Again, Table3 is insufficiently labelled, and the experimental procedures are poorly described. In light of the fact that the levels of IFN- induced by the three compounds are within a comparable range, how do the authors explain that discrepancies between the three different TLR compounds and the IFN-R blocking data? It would be of utmost importance to measure cytokine-chemokine-interferon production from the same PBMCs with which the antibody-blocking experiments have been done. The slight effects of blocking, IL-12/IL-15/IL-18 has to be discussed. Another important issue which needs to be clarified; how did the author ensure that their blocking antibodies were efficient?

Figure6:
The description of results placed within the Figure legend needs to be moved into the result section. The Figure should be labelled in more detail and the experimental procedure explained properly.

Materials & Methods
.) The detailed culture conditions for MoMDC should be specified; (how many cells/well/volume; have cells been fed only once,.........)
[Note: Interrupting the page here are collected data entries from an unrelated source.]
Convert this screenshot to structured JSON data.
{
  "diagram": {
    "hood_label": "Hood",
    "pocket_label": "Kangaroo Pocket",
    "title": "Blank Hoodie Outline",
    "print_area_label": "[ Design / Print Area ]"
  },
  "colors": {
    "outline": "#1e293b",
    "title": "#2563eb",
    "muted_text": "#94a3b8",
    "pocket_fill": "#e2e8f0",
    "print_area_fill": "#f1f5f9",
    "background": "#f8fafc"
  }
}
.) The purity of TLR agonists needs to be specified, since synergistic effects of unclean preparations have been described.
.) Blocking antibodies: clones for IFN-/R, MIP3 and SDF-1 need to be specified.
.) The source and culture conditions of 293T, K562 and Hela cells needs to be indicated.
.) Flow cytometry antibodies; the clones used of each antibody should be indicated;
.) Cytokine measurement; which subunit(s) of IL-12 was analyzed? IL-12p40 and/or IL-12p70 - this needs to be clarified.